Awesome would be an appropriate word to describe the seasons the Parker brothers are having. Sam, a 6-foot senior guard, is scoring a Colorado Class 3A-best 26.0 points per game through this past weekend’s games. John, a junior guard, averages 17.6 points per game.
The pair make up half of the foursome that’s currently averaging double figures in scoring — junior forward Tanner Magee (11.0 points) and sophomore guard Gunner Rigsby (10.1) are the others. And all total, their overall offensive production has helped the eighth-ranked Cardinals to score 73.7 points per game.
Not only does that lead Class 3A, but it exceeds the 71.8 points-per-game average Grand Valley put up in the 2006-07 season, when they won the Class 2A state title.
“I guess that means we’re playing pretty good defense,” John said with a smile.
No doubt, Grand Valley’s up-tempo offense has been created by its defense. The team forces nearly nine steals — 8.6, to be exact — per game. On instances when the Cardinals get a defensive rebound, one or two Grand Valley players are already streaking down the floor to beat the opposing defense to the basket in transition. Magee is averaging a team-high 8.6 rebounds, with John averaging 8.1 and Sam averaging 6.3.
This year, however, marked the first full season that the Parker brothers had played on the same team together because of the age difference between them. What’s more, John, as a freshman, actually made it to varsity quicker than his brother.
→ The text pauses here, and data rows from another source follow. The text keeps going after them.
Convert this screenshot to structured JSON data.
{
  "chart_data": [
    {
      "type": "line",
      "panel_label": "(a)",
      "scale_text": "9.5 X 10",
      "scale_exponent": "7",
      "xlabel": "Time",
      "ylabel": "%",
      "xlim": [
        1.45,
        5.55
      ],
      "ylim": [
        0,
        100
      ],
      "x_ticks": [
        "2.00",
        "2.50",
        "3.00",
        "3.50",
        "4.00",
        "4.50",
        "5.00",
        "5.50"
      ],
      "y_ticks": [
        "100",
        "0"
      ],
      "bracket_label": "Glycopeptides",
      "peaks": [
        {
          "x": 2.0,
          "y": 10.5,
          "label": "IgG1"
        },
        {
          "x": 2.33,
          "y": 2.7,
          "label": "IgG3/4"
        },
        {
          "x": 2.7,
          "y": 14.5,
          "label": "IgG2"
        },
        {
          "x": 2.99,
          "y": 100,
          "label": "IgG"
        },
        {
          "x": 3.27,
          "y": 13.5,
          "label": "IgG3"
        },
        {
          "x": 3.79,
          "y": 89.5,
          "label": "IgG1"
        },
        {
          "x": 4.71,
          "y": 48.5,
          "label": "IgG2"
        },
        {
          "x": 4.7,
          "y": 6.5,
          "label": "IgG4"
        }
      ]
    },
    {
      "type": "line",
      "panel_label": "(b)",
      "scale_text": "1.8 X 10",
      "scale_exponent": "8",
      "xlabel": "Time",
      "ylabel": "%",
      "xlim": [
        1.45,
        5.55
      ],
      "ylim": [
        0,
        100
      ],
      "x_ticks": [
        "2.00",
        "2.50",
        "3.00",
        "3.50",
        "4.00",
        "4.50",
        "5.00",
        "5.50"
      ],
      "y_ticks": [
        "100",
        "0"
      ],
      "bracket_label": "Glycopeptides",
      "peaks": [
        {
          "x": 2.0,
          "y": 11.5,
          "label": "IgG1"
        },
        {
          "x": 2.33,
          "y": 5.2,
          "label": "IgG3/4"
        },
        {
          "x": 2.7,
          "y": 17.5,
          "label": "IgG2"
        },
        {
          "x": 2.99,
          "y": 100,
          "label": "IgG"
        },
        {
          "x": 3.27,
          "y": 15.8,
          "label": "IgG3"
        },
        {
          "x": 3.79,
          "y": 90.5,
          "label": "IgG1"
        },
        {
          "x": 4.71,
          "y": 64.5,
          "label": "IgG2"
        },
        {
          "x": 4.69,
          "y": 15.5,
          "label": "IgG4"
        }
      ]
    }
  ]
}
The Parker family transferred from Coal Ridge — where Scott Parker was the school’s football coach and a counselor — prior to the 2012-13 school year. Sam, who was a freshman at Coal Ridge before that year, was subject to the Colorado High School Activities Association’s transfer rule that requires students to sit out half of that varsity season. Meanwhile, John, as an incoming freshman, wasn’t subject to that transfer rule and was able to play varsity while his brother played junior varsity for the first half of the season.
“That was really hard to deal with,” John said.
When the pair got a chance to play their first full season together, however, their on-court chemistry clicked thanks to all of the hours they’d spent playing in the gym together. Sam finished averaging 20.8 points per game — barely good for second in Class 3A — with John averaging just over 11. Their scoring production has increased this season, in part because of the added production of Magee and Rigsby and also because of their added experience, coach Parker said.
Grand Valley, and the Parker brothers, hope that can continue.
“We have a great group of guys here, and we’ve all known each other forever,” Sam said. “It’s cool to be part of, and it would be great to keep that going with a great season.”